Among other things, GRACE may have found a crater deep under the Antarctic ice that may mark an asteroid impact greater than the one that doomed the dinosaurs, measured the seafloor displacement that triggered the tsunami of 2004, and quantified changes in subsurface water in the Amazon and Congo river basins. “This is really an entirely new kind of remote sensing,” says project scientist Michael Watkins, of NASA’s Jet Propulsion Laboratory. “It’s like when radar or photography was first invented—you start realizing that it can be applied in all sorts of unanticipated ways. We’re still discovering them.”

The notion that Earth’s gravity field could be measured with satellites dates back to the dawn of the space age. In 1958 ground controllers tracking the first American satellite, Explorer 1, noted that its path faithfully traced the planet’s equatorial bulge (created by centrifugal forces generated by the planet’s rotation). By the 1960s rocket scientists realized that smaller, local variations in gravity could have further, unforeseen effects. Missiles carrying nuclear warheads, for example, could be thrown off course if no allowance was made for mountain ranges or valleys.

If Earth were a perfect sphere, perfectly uniform in density and covered to a uniform depth with ocean, the geoid—a word coined by geologists to refer to an imaginary plane located at the average level of the sea’s surface—would be a perfect sphere as well. Since the geoid would be evenly perpendicular to the pull of gravity in all places, that force would always pull you directly toward the precise center of the Earth. But Earth is nowhere near perfect or uniform, which means that gravity doesn’t always point straight down; a mountain range, for example, might divert it slightly to the left.
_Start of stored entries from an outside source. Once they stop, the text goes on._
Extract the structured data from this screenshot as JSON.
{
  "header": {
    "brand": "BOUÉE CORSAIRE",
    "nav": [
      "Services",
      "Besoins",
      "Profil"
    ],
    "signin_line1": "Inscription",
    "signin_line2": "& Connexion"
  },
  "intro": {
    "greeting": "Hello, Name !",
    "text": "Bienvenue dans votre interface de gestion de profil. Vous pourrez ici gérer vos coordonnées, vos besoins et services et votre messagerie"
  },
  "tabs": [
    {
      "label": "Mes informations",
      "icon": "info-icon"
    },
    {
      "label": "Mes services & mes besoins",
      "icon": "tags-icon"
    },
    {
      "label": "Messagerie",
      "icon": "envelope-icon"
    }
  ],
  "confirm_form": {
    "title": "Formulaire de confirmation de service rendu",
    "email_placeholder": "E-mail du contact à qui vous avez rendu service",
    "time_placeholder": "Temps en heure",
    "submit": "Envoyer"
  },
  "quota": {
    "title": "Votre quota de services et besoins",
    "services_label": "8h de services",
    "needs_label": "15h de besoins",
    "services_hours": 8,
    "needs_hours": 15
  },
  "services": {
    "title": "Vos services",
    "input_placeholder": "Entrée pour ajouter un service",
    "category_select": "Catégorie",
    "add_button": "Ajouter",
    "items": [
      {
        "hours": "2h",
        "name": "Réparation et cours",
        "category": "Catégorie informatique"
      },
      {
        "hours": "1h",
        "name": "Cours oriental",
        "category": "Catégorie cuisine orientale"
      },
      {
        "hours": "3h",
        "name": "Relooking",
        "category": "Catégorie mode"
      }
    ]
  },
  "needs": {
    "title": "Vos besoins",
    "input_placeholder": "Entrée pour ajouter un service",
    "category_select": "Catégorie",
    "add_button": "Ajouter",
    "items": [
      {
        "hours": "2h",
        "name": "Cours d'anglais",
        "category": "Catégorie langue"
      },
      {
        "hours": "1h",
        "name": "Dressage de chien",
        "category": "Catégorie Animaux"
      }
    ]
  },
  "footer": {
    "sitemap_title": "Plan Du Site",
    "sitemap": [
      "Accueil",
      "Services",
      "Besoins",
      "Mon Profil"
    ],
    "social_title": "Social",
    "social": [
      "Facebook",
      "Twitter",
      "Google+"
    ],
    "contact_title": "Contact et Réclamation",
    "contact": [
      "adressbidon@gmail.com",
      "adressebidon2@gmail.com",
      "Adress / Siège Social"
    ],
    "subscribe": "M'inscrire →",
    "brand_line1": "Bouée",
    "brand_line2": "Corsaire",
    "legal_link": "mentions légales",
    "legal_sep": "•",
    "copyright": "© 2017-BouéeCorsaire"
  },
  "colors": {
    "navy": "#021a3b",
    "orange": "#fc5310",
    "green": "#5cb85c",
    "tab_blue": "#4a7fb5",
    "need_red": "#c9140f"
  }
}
Understanding the subtleties of Earth’s gravitational field would be useful in many ways. Scientists could learn a lot about the structure of the planet, what it’s made of, and where the crust is thick or thin. A deposit of high-density underground rock, or an undersea mountain, is utterly invisible—yet they, too, skew the geoid away from perfect flatness. Even when the ocean is utterly calm, it isn’t flat. Measurements reveal that some parts of the ocean are a remarkable 390 feet lower than average, and others are 300 feet higher.

(Click here to enlarge.)
Maps of South America, created from GRACE readings
taken in 2003, show how water storage in the Amazon
and Orinoco basins increases and decreases with
seasonal changes in rainfall. Red indicates greater
gravitational force, and hence higher water storage;
blue reveals that less water is present.



While scientists began to appreciate just how useful a map of the geoid could be, engineers were realizing that the most sensible way to measure the variations would be with a pair of satellites, instead of just one. A single orbiter would bob and weave with the gravity field just fine—but monitors would have to measure the ups and downs from the ground continuously by beaming radio waves back and forth. That would require an enormous network of ground stations. Yet two satellites flying far enough apart would experience different gravitational effects, so that only the distance between them must be measured. As the lead satellite approaches a place with more mass than average, it speeds up just a bit from the extra gravitational pull. Shortly thereafter, so does the second. Then, as the higher-mass region falls behind, each satellite is held back a little—again, first the leading, then the trailing satellite. By sending microwaves between the two, it would be possible to calculate that staggered acceleration, and thus infer the change in gravitational pull on Earth’s surface.